The Vinciana Editrice publishing company was first set up in 1976 by Floriano Bozzi, and ever since it has remained very much a family-run concern. Floriano Bozzi was spurred on by his innate curiosity for all kinds of painting techniques as well as by his wide-ranging experience in the field of drawings and illustrations. With the help of friends and colleagues, he created the Leonardo Series of art books, aimed at anyone who, whether for interest or professional reasons, wanted to develop their knowledge of the more traditional painting and drawing skills. Very much aware of the budding artist's initial difficulties, and recalling the weaknesses of the first drawing and illustration manuals he himself had followed, Floriano Bozzi based the Leonardo Series on the humble principle of practicality, the aim being simply to help the learner. Three volumes on the basics of drawing, together with those dealing with anatomy and perspective, were the foundations on which the Series has grown.
The first volumes were published in Italian, later to be followed by French versions, and German ones. Over the years, the Leonardo Series has been translated into a variety of other languages, including Arabic. Greatly saddened by the loss of Floriano Bozzi in 1995, his family have kept his memory alive through the publications. His son has continued and developed the Series in full respect of the initial intent. Vinciana Editrice publications are now marketed in over 40 countries throughout the world, and some volumes have even been adopted as textbooks in schools and academies for the training of artists.
Over the years, Vinciana Editrice publications have been renewed and improved as far as graphics and production quality are concerned. The Leonardo Series has recently been joined by the "Leonardo Technical Manuals", a new series that delves deeper into aspects relating to anatomy. Two volumes have already been published, dealing with the study of human anatomy and horse anatomy for art students.

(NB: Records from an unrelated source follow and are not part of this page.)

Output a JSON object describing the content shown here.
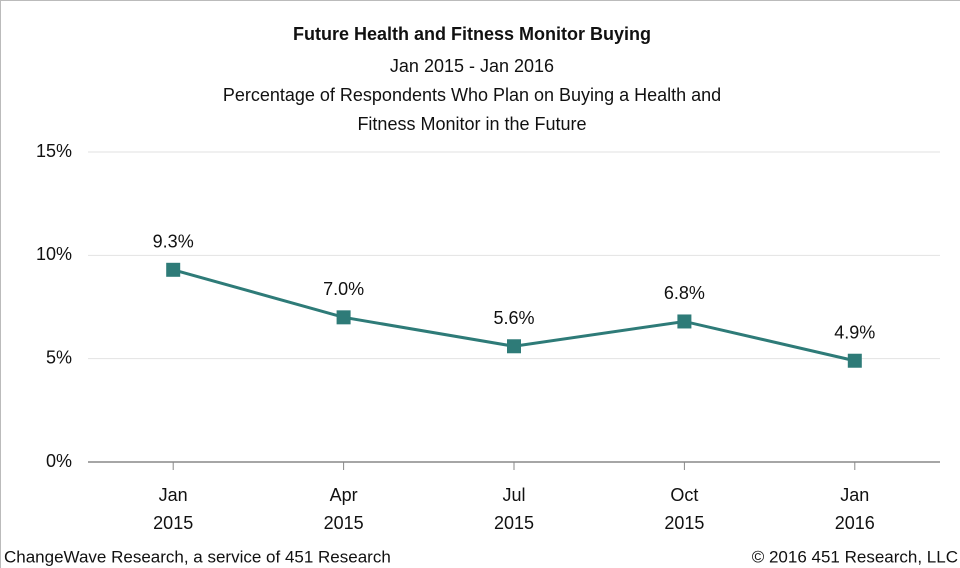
{
  "chart_data": {
    "type": "line",
    "title": "Future Health and Fitness Monitor Buying",
    "subtitle": "Jan 2015 - Jan 2016",
    "description": [
      "Percentage of Respondents Who Plan on Buying a Health and",
      "Fitness Monitor in the Future"
    ],
    "categories": [
      "Jan 2015",
      "Apr 2015",
      "Jul 2015",
      "Oct 2015",
      "Jan 2016"
    ],
    "series": [
      {
        "name": "Respondents",
        "color": "#2e7b78",
        "values": [
          9.3,
          7.0,
          5.6,
          6.8,
          4.9
        ],
        "value_labels": [
          "9.3%",
          "7.0%",
          "5.6%",
          "6.8%",
          "4.9%"
        ]
      }
    ],
    "ylim": [
      0,
      15
    ],
    "yticks": [
      {
        "value": 0,
        "label": "0%"
      },
      {
        "value": 5,
        "label": "5%"
      },
      {
        "value": 10,
        "label": "10%"
      },
      {
        "value": 15,
        "label": "15%"
      }
    ],
    "grid": true,
    "source": "ChangeWave Research, a service of 451 Research",
    "copyright": "© 2016 451 Research, LLC"
  }
}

The publishing activities of Vinciana Editrice clearly do not reflect the rhythms of large-scale publishers. But the advantages of a family-run business are to be appreciated in the thorough, carefully-produced, reasonably-priced volumes. On various occasions, Vinciana Editrice has been invited to flood the market with new publications lacking in the serious, professional approach that has always been associated with the company. But the decision has always been to keep to a limited output, aimed at an appreciative public who value care and attention.